I remembered how much “Gateway” by Frederik Pohl was about pain, so I’m reading it again.
Bob Broadhead, the main character, is in a session with his AI therapist, a Freudian computer aptly named Sigfried. He says, “It is very hard, sometimes, to fool him. I get to the end of a session absolutely limp, with the feeling that if I had stayed with him for one more minute, I would have found myself falling right down into that pain and it would have destroyed me. Or cured me. Perhaps they are the same thing.”
They aren’t.
Not facing my pain almost destroyed me. Accepting it healed me.
However, it is still very attractive to put my pain in a box and leave it alone on a shelf. I still have the capacity to do that. I also have learned how to accept my pain and process it. It is uncomfortable and hard, but it is the healthy thing to do. This time, what is the hardest for me is knowing that to do what we have to do means having to do the other thing, too.
Physical shock occurs when, due to trauma or injury, there is insufficient blood flow throughout the body. The primary symptom of shock is low blood pressure. Medical shock, as it is often called, is a life-threatening condition that can lead to other things such as lack of oxygen in the body’s tissues (hypoxia), heart attack (cardiac arrest), or organ damage. It requires immediate treatment as symptoms can worsen rapidly.
Our emotional selves are interestingly similar to our physical selves. There are interconnected systems that rely on each other. If one of those systems stops functioning, all the others suffer. If the damage in one area is significant enough, the whole system can fail. Like blood circulating through our physical systems, feelings flow through our emotional systems. A lack of feelings or emotions indicates a serious problem in our emotional selves, like a lack of blood pressure would in our physical selves.
So, back to the issue of pain.
Pain is an emotion that is natural for us to feel. We may use other words for it—sadness, loss, anguish, heartache, or shame—just to name a few. Pain flows through us in the same emotional veins as joy and love. Like blood flowing through our veins carries all sorts of things, good and bad, the emotional circulatory system carries all our emotions. You can’t stop the bad things from flowing through either system without stopping the good things too. And that’s bad.
You can, however, avoid feeling emotional pain. You can medicate yourself with drugs or alcohol or behaviors. You can practice shutting off your feelings by ignoring them or compartmentalizing and leaving them in a box in your emotional closet. You can distract yourself by obsessing over work or other activities. If you avoid feeling painful emotions, you end up interfering with feeling the good ones too. This is where the problems start.
When I avoid my emotions, I am shutting off a part of myself that is necessary for me to fully function and fully live. My emotions are a source of information. My emotions tell me something about what’s going on in me and around me. Emotions, however, are not the only source of information available to me. I also have my rational thoughts, my stored knowledge and experiences, and my values and goals.
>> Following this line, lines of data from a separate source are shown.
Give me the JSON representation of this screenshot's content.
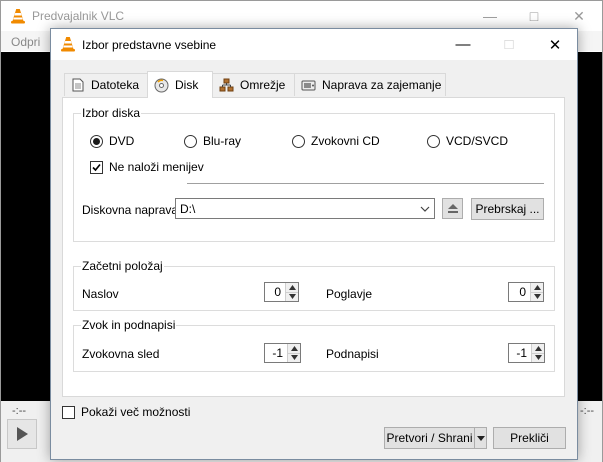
{
  "background_window": {
    "title": "Predvajalnik VLC",
    "menu_first": "Odpri",
    "time_left": "-:--",
    "time_right": "-:--"
  },
  "dialog": {
    "title": "Izbor predstavne vsebine",
    "tabs": [
      {
        "label": "Datoteka",
        "icon": "file-icon"
      },
      {
        "label": "Disk",
        "icon": "disc-icon",
        "active": true
      },
      {
        "label": "Omrežje",
        "icon": "network-icon"
      },
      {
        "label": "Naprava za zajemanje",
        "icon": "capture-device-icon"
      }
    ],
    "disc_selection": {
      "group_label": "Izbor diska",
      "options": [
        "DVD",
        "Blu-ray",
        "Zvokovni CD",
        "VCD/SVCD"
      ],
      "selected": "DVD",
      "no_menus_label": "Ne naloži menijev",
      "no_menus_checked": true,
      "device_label": "Diskovna naprava",
      "device_value": "D:\\",
      "browse_label": "Prebrskaj ..."
    },
    "start_position": {
      "group_label": "Začetni položaj",
      "title_label": "Naslov",
      "title_value": "0",
      "chapter_label": "Poglavje",
      "chapter_value": "0"
    },
    "audio_subtitles": {
      "group_label": "Zvok in podnapisi",
      "audio_label": "Zvokovna sled",
      "audio_value": "-1",
      "subtitles_label": "Podnapisi",
      "subtitles_value": "-1"
    },
    "show_more_label": "Pokaži več možnosti",
    "convert_label": "Pretvori / Shrani",
    "cancel_label": "Prekliči"
  },
  "colors": {
    "vlc_orange": "#f08a00",
    "video_black": "#000000"
  }
}
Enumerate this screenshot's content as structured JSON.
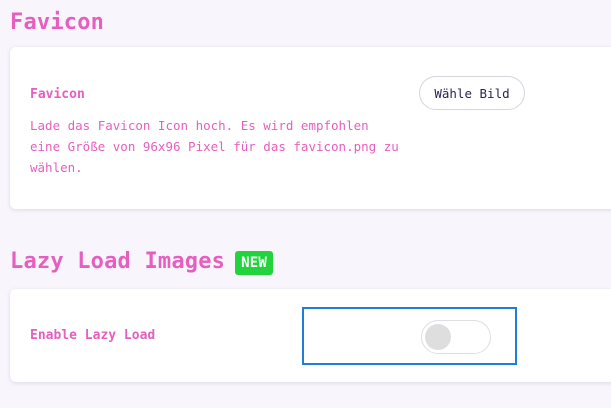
{
  "favicon_section": {
    "title": "Favicon",
    "label": "Favicon",
    "description": "Lade das Favicon Icon hoch. Es wird empfohlen eine Größe von 96x96 Pixel für das favicon.png zu wählen.",
    "button_label": "Wähle Bild"
  },
  "lazy_load_section": {
    "title": "Lazy Load Images",
    "badge": "NEW",
    "label": "Enable Lazy Load",
    "toggle_enabled": false
  },
  "colors": {
    "accent": "#e55fc0",
    "badge": "#22d33d",
    "focus_outline": "#1e7fd9",
    "background": "#f8f5fd"
  }
}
Information provided by emotions needs to be appraised and evaluated in light of these other sources in order for me to decide how to behave.
A healthier alternative to emotional avoidance is emotional acceptance. Emotional acceptance is the willingness and ability to accept and experience one’s emotions, acknowledging and absorbing them. Several good things happen when I accept and acknowledge my emotions.
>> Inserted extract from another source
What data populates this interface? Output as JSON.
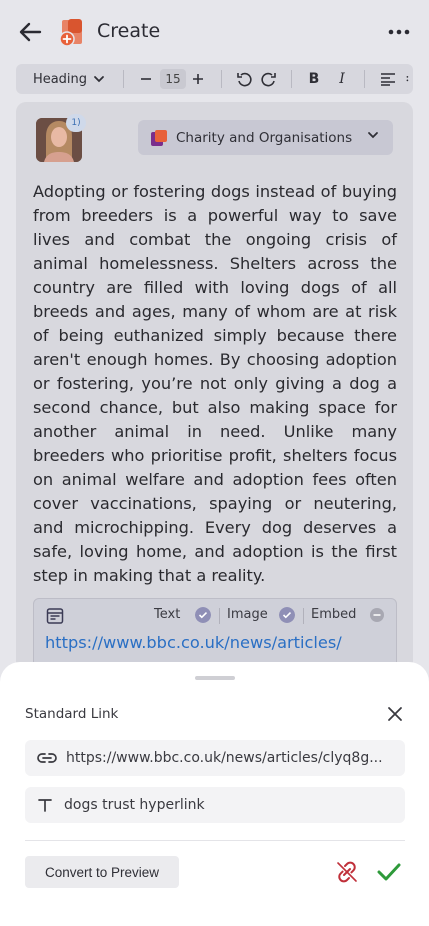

First, I accept the truth of my situation. I am always better off if I am aware of the reality around me, because then I can act in ways that help me achieve my goals instead of expending energy fighting against negative emotions.
Second, emotions are sources of information, and by accepting them, I give myself a chance to learn about that emotion and become better at managing and integrating it into my life.
Third, acceptance allows me to learn that negative emotions aren’t really that bad. Yes, they are messy and painful, but emotions will not kill me. Experiencing them as they are—annoying but not dangerous—is eventually much less work (and less exhausting) than the ongoing (failing) attempt to avoid them.
Finally, accepting negative emotions destroys their destructive power. If you have ever been caught in an undertow you can understand how this is counterintuitive but true. When you are in the grip of an undertow and you attempt to fight it and swim against it, you are likely to tire, cramp, and drown. If you “give in” to the current and let it draw you along, it eventually loses its power, and you can easily swim around and back to shore. The same is true for powerful emotions. Fighting them is futile and dangerous, but through acceptance, the emotion will run its course and leave you to run yours.
For many years I thought suppressing and ignoring my emotions was “normal” and what I needed to do to survive. I was wrong, and it almost killed me. Thankfully, I was able to learn to accept my emotions and to process what they are telling me. This does not mean that emotional pain doesn’t hurt, but it won’t kill me, and I will get through it. As leaders, we often have to do difficult and painful things. We can avoid this pain to our peril, or we can use our emotions as the gateway to a fuller and richer life where we better understand ourselves. This self-awareness is critical to our ability to lead well, and it is also The Kimray Way.